Już za dwa tygodnie na platformie streamingowej Netflix zadebiutuje serial „Wiedźmin”, nakręcony w oparciu o kultową sagę autorstwa łódzkiego pisarza, Andrzeja Sapkowskiego. W sieci pojawiły się nowe materiały promocyjne.
Na dwa tygodnie przed premierą serialu, Netflix udostępnił w sieci nowe plakaty. Na jednym z nich widnieje twarz wiedźmina Geralta, w którego wciela się brytyjski aktor Henry Cavill.

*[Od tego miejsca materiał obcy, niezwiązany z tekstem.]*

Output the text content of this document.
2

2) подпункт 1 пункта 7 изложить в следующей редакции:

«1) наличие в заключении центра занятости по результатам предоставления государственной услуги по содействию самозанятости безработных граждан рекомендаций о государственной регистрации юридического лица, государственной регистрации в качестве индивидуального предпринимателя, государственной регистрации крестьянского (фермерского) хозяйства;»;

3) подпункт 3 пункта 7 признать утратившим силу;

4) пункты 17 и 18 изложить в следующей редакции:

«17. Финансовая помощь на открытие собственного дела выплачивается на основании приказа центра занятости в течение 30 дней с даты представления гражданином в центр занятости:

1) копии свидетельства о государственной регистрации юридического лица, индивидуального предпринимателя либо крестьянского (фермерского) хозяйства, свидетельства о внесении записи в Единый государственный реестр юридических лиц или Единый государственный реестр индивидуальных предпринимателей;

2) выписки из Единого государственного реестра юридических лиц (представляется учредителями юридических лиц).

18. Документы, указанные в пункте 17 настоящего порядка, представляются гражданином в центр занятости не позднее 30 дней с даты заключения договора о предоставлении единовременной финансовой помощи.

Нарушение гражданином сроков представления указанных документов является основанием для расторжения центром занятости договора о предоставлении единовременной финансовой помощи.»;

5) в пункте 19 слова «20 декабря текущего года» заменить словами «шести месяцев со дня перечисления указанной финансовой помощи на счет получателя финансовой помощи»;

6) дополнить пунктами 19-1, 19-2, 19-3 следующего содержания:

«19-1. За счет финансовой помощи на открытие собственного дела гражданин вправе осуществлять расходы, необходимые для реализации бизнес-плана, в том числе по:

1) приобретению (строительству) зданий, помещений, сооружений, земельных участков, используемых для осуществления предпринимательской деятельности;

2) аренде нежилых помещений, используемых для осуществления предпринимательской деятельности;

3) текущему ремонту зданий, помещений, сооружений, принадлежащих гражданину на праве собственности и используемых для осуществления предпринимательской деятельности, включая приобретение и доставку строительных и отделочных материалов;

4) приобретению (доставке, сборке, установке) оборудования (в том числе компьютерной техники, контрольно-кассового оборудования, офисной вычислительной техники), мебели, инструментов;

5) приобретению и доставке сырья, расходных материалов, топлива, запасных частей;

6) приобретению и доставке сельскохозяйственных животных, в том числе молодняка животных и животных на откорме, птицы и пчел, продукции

Wizerunek z plakatu znacząco różni się od tego, który widzieliśmy w trailerze i na dotychczasowych grafikach. Przy prawym (lewym z perspektywy oglądającego) oku wiedźmina pojawiła się charakterystyczna blizna, którą Geralt miał również w egranizacji CD Projektu i w polskim serialu.

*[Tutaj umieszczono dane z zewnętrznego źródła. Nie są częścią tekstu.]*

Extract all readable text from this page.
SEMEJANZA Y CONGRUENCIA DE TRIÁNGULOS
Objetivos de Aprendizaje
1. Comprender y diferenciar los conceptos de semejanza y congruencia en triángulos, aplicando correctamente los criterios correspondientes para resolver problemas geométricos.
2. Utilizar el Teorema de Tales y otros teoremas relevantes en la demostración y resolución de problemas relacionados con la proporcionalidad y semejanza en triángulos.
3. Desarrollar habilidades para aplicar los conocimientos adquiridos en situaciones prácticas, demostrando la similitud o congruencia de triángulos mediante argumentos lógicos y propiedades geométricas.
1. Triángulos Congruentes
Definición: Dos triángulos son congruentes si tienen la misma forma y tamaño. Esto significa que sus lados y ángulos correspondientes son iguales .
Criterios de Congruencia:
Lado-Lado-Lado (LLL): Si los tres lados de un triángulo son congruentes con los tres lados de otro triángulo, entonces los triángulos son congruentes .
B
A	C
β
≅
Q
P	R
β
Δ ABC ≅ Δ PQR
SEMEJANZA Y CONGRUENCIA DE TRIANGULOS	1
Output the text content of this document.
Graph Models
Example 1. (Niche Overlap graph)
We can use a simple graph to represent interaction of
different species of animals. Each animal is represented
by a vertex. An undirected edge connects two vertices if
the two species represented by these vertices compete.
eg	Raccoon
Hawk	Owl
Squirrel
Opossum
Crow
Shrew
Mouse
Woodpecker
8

W dodatku na twarzy wiedźmina widać zarost, co jest sprzeczne z opisem książkowym, ale pokrywa się z wizerunkiem znanym z gier.
Dodatkowo w sieci pojawił się fragment jednego z odcinków, na którym twórcy zobrazowali młodość czarodziejki Yennefer. Historia ta jest w całości autorskim pomysłem scenarzystów serialu i nie była opisana w książkach. Twórcy produkcji nawiązali luźno do tego, co czarodziejka sama mówiła o sobie na kartach książki. Wszystko po to, by poza Geraltem była jeszcze silna główna postać kobieca.
Poza Yennefer we fragmencie widać czarodzieja Istredda i czarodziejkę Fringille, w których wcielają się czarnoskórzy aktorzy, co również nie pokrywa się z książkowym opisem.